Reverse mortgages can help those in financial distress by converting part of the equity they have built up in their home into cash. They can use the money for anything they want including supplemental income, home repairs, paying off their original loan, taxes, college expenses for their grand kids, a new car or whatever they want. It’s their money.
These loans allow the homeowner several payment options from single disbursement to fixed monthly cash advances to a line of credit, where you can draw down the loan proceeds at any time.
The difference between a regular home mortgage and a reverse mortgage is all about how the payments work. With a standard “forward” mortgage, you pay your lender over a certain time period to pay for your house. A reverse mortgage is a loan in which the lender pays you. The best part of it all is that the money you get is usually tax-free, according to the Federal Trade Commission (FTC).
“The reasons why people get reverse mortgages are diverse. But the vast consistency is that they don’t have other assets, and now they are going to tap into their equity,” says Ken Seal. He is a Certified Reverse Mortgage Professional (CRMP) at Neighborhood Mortgage, Bellingham, Wash.
Types of Reverse Mortgages
Reverse mortgages were designed in 1989 to help people age in place and access their equity in their home without qualifying for a loan. It was an FHA loan with no payment requirement to help those in financial distress, he says.
The only reverse mortgage insured by the U.S. Federal Government is called a Home Equity Conversion Mortgage or HECM, and is only available through an FHA approved lender. The FHA insures that your reverse mortgage will never be underwater. However, you can use up all of your equity and have nothing left when you need to sell your home.
There also are propriety reverse mortgages which are private loans backed by the companies that offer them. If you own a much greater valued home, you could get a bigger loan advance from this type of mortgage, the FTC says. Private reverse mortgages are the least expensive option, and are offered by some state and local government agencies as well as non-profit organizations.
Reverse Mortgage Changes in 2015
“The HECM loan wasn’t based on credit scores, but your ability to pay and your intent to make payments,” says Seal. “Virtually, anyone that was 62 years and older back then was qualified as long as the house was their primary residence. We didn’t even have to look at your income or your credit scores.”
But a lot of things changed April 27 this year, he says. The rules about qualifying got stricter. It all happened because a lot of people had gone into foreclosure on reverse mortgages back when the market crashed and the years following.

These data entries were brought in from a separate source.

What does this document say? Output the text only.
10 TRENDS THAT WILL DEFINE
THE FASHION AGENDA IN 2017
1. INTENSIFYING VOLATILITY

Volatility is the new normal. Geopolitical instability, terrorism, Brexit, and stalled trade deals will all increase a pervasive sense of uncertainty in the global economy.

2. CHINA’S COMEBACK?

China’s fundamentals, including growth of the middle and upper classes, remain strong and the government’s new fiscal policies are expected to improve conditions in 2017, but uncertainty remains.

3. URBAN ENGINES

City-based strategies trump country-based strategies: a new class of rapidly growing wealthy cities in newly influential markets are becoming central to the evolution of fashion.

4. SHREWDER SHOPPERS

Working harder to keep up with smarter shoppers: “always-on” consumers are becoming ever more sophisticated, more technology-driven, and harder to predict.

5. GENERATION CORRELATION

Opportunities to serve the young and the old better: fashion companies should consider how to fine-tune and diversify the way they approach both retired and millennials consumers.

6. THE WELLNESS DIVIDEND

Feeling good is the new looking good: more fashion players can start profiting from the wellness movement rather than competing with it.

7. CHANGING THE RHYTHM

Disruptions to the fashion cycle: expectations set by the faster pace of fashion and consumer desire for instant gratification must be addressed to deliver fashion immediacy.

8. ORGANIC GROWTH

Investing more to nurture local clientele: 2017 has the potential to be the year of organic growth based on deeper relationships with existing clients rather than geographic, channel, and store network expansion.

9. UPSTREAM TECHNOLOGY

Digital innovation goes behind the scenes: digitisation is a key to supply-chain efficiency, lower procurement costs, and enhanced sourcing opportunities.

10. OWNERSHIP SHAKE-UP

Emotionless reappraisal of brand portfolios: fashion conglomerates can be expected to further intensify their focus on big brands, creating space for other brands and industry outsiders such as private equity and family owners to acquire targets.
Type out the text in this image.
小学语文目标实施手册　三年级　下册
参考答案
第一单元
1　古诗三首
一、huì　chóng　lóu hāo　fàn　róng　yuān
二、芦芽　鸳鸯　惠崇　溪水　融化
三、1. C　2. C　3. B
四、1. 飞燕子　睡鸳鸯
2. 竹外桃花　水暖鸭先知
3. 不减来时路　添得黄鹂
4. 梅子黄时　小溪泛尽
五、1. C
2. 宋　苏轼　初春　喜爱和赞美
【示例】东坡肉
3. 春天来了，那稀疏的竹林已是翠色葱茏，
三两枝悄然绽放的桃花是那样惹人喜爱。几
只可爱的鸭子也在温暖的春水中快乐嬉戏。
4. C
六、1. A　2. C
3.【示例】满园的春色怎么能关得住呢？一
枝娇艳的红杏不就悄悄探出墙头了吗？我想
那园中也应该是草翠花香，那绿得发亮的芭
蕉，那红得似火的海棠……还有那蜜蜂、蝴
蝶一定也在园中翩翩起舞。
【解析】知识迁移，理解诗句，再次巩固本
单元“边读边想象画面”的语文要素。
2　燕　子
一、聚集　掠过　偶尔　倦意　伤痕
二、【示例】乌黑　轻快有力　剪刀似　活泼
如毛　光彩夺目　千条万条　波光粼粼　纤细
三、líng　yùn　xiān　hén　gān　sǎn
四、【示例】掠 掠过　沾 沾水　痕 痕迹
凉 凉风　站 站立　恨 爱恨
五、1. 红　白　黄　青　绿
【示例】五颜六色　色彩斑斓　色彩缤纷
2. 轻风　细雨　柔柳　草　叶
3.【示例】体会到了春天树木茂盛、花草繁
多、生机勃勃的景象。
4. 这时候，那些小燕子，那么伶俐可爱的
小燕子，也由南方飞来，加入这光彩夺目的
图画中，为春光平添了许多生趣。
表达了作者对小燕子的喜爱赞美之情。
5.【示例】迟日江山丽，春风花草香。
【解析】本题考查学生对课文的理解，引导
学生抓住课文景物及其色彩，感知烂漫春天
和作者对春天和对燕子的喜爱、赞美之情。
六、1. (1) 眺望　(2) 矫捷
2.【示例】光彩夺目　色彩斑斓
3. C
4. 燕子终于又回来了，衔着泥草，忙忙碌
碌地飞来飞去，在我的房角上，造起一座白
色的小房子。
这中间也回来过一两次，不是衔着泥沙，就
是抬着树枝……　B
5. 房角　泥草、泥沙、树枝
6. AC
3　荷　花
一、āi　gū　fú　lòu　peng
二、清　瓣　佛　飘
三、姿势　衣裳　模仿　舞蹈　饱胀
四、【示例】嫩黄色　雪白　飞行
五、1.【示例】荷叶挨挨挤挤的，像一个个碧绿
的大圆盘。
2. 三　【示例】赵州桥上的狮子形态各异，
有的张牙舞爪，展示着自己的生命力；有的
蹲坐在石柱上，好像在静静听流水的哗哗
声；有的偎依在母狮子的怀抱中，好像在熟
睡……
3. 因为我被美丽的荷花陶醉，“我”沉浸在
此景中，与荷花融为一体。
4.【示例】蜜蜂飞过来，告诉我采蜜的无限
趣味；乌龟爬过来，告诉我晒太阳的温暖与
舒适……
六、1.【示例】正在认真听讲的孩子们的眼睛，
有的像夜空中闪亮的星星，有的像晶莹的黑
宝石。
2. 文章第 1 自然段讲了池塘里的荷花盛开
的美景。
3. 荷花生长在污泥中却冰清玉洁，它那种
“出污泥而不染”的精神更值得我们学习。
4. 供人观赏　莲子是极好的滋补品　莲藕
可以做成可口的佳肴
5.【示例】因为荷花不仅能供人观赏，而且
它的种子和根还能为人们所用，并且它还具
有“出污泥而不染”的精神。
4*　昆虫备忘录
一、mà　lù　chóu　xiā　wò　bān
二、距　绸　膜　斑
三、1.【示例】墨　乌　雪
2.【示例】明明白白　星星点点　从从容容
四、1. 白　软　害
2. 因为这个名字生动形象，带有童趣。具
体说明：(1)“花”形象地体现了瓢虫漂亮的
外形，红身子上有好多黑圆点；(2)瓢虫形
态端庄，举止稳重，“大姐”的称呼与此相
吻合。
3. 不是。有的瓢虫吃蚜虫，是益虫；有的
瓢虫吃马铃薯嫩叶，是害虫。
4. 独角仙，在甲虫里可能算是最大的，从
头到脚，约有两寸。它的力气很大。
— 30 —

The FHA needed to make the program sustainable again. So, it reduced its risk by increasing the mortgage insurance. Plus, reverse mortgage consultants like Sears now need to look at applicants’ tax returns, their credit and income history.
“We have to make sure they can pay their taxes and house insurance,” he says. “It’s sad because they say now that there will be a 58 percent reduction of who will now qualify for these loans. These loans were created to help certain people. But if someone is behind on their property taxes, they won’t qualify.”
Reverse Mortgage Borrowers are Now Younger
Scott Funk, reverse mortgage consultant at Reverse Mortgage Funding in Barre, Vt., says that most of his clients today are far younger than they used to be – many in their 60s not mid or late 70s.
“Perhaps this is because Baby Boomers have learned from the experiences of their parents. We have also just gone through the worst financial crisis since the Great Depression,” he said.
Property and stock values are not as certain as they had been in the generation before the Baby Boomers, too.
“Baby Boomers are not adverse to debt, plus people are more proactive and think more out of the box,” he says. “The potential in this industry is phenomenal.”
Shop Around for a Reverse Mortgage
Just like a regular home mortgage, Funk and Sears both agree that people should shop around.
“There are lots of ads on TV, sites on the internet and offers stuffing your mailbox,” Funk says. “My rule of thumb is to take your time. Avoid anyone who pressures you with too many phone calls or emails. Look for a person and company you are comfortable with.”
Sears also feels that if you look for a local lender who is willing to come out to your house that you will be much better off, too.
“I always go to their home to take the application,” Sears says. “I want to see the house before the appraiser does. I find several things that people can do to up their appraisal. If they have peeling paint or a tree limb touching their roof, they need to get those fixed. That can add several hundreds or thousands of dollars to the appraisal.”
With an FHA appraisal, there are many problems an appraiser can find and require homeowners to fix. And then they charge another $150 to come back the house to make sure it got fixed.
“Lenders make a lot of money on these, especially with the fixed rate options,” Seal says.
With reverse mortgages, counseling is required and can typically cost $125 to $150. Sometimes, there is grant money where applicants can get free counseling.
Reverse mortgages used to have a really bad reputation in the beginning. But now, things are much more regulated and checked out before anything is sealed and delivered.
“There are multiple safety nets, even at the closing when a notary looks through everything to make sure someone isn’t being taken advantage of,” Seal says.
With today’s extra safeguards, a reverse mortgage helps older homeowners stay in their homes, while ensuring the program is sustainable for the long term.